Les documents soulignent également que le manque de ressources et les difficultés techniques ont conduit à des erreurs.
Un rapport suggère qu’une libération prématurée a été en partie causée par un personnel surchargé. « Il convient de noter que 191 courriels, totalisant 267 documents, ont été traités le 25 octobre 2021 par les trois agents chargés de la gestion des peines », indique le rapport, qui décrit comment un délinquant a été libéré quelques heures après avoir reçu des documents exigeant son incarcération dans une affaire distincte ce jour-là.
Un autre rapport fait état d’un « problème récurrent avec le système de messagerie Outlook » après que des documents aient été reçus par le Centre de détention de Sorel-Tracy quatre heures après qu’un greffier les ait envoyés, ce qui a contribué à la libération prématurée d’un détenu.

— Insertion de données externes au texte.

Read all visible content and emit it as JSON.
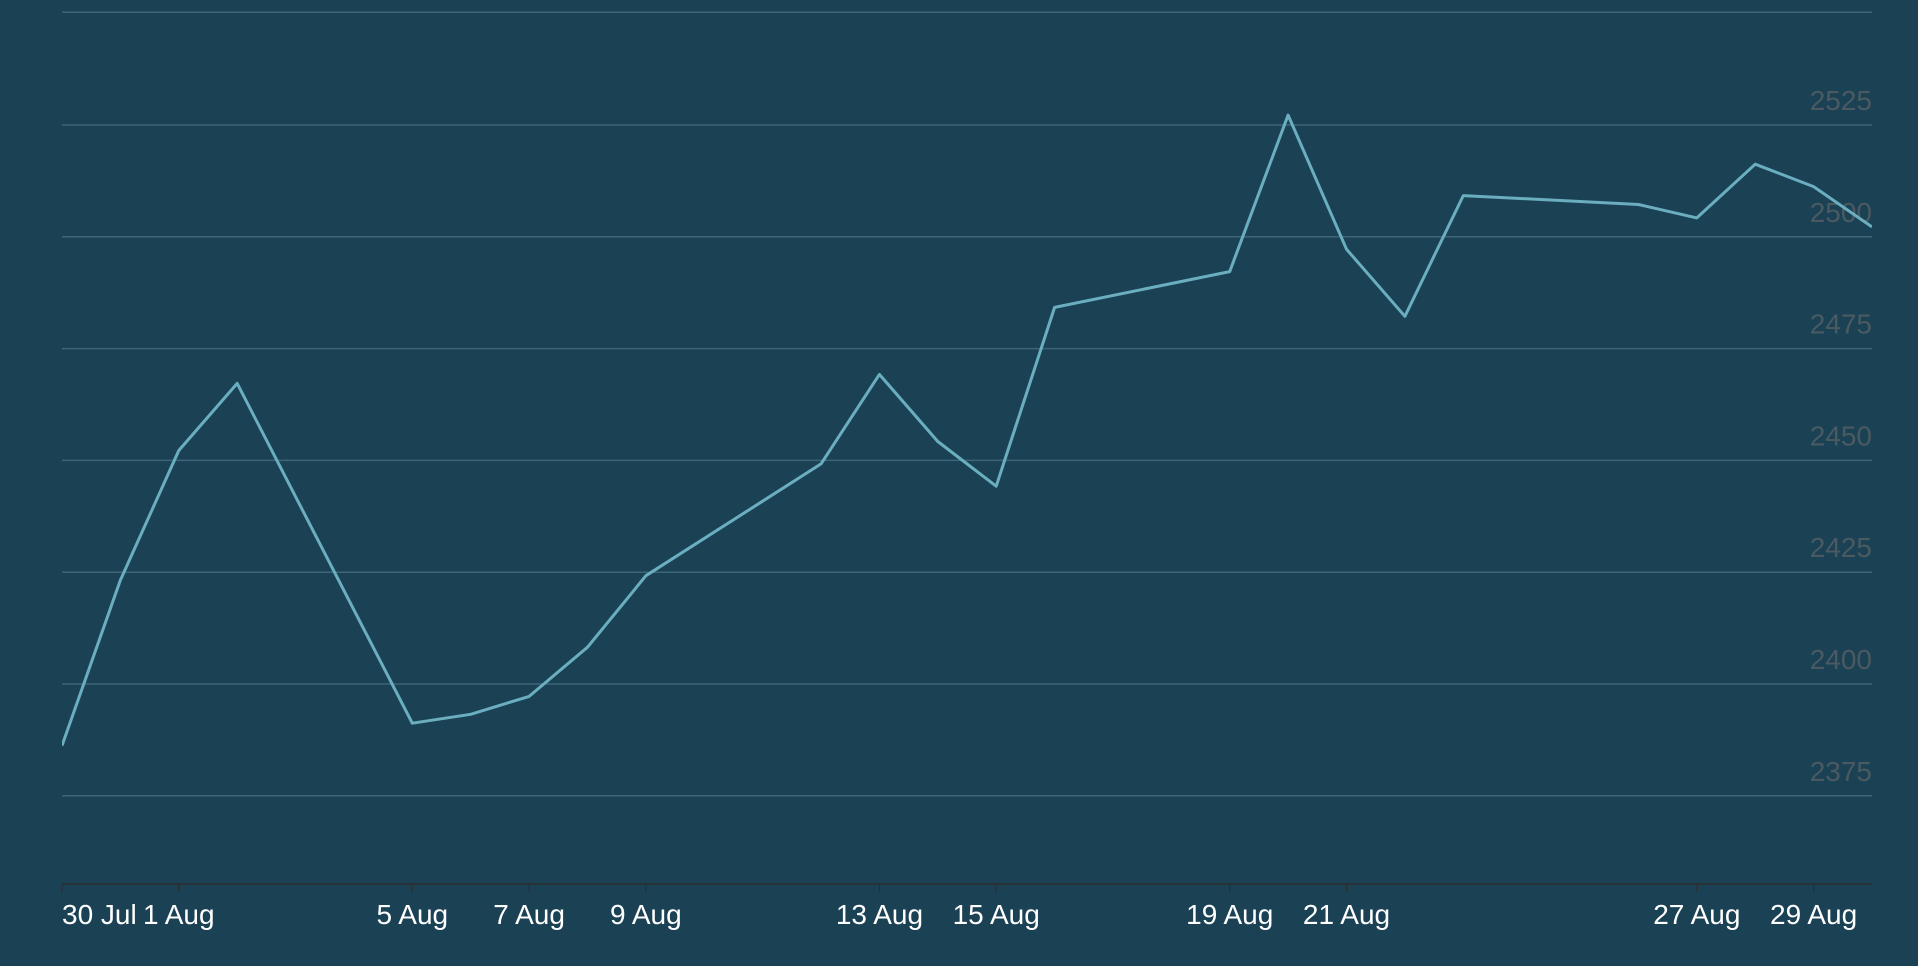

Mme Quintin a refusé de répondre aux questions sur ces problèmes, car elle a déclaré que ces informations étaient censées être caviardées. Les rapports indiquent également que le personnel responsable des erreurs de libération devra expliquer ce qui s’est passé et pourrait faire l’objet de mesures disciplinaires. Mme Quintin a déclaré que le ministère ne commentait pas les dossiers des employés, mais que les sanctions « peuvent aller d’un avertissement écrit au licenciement ».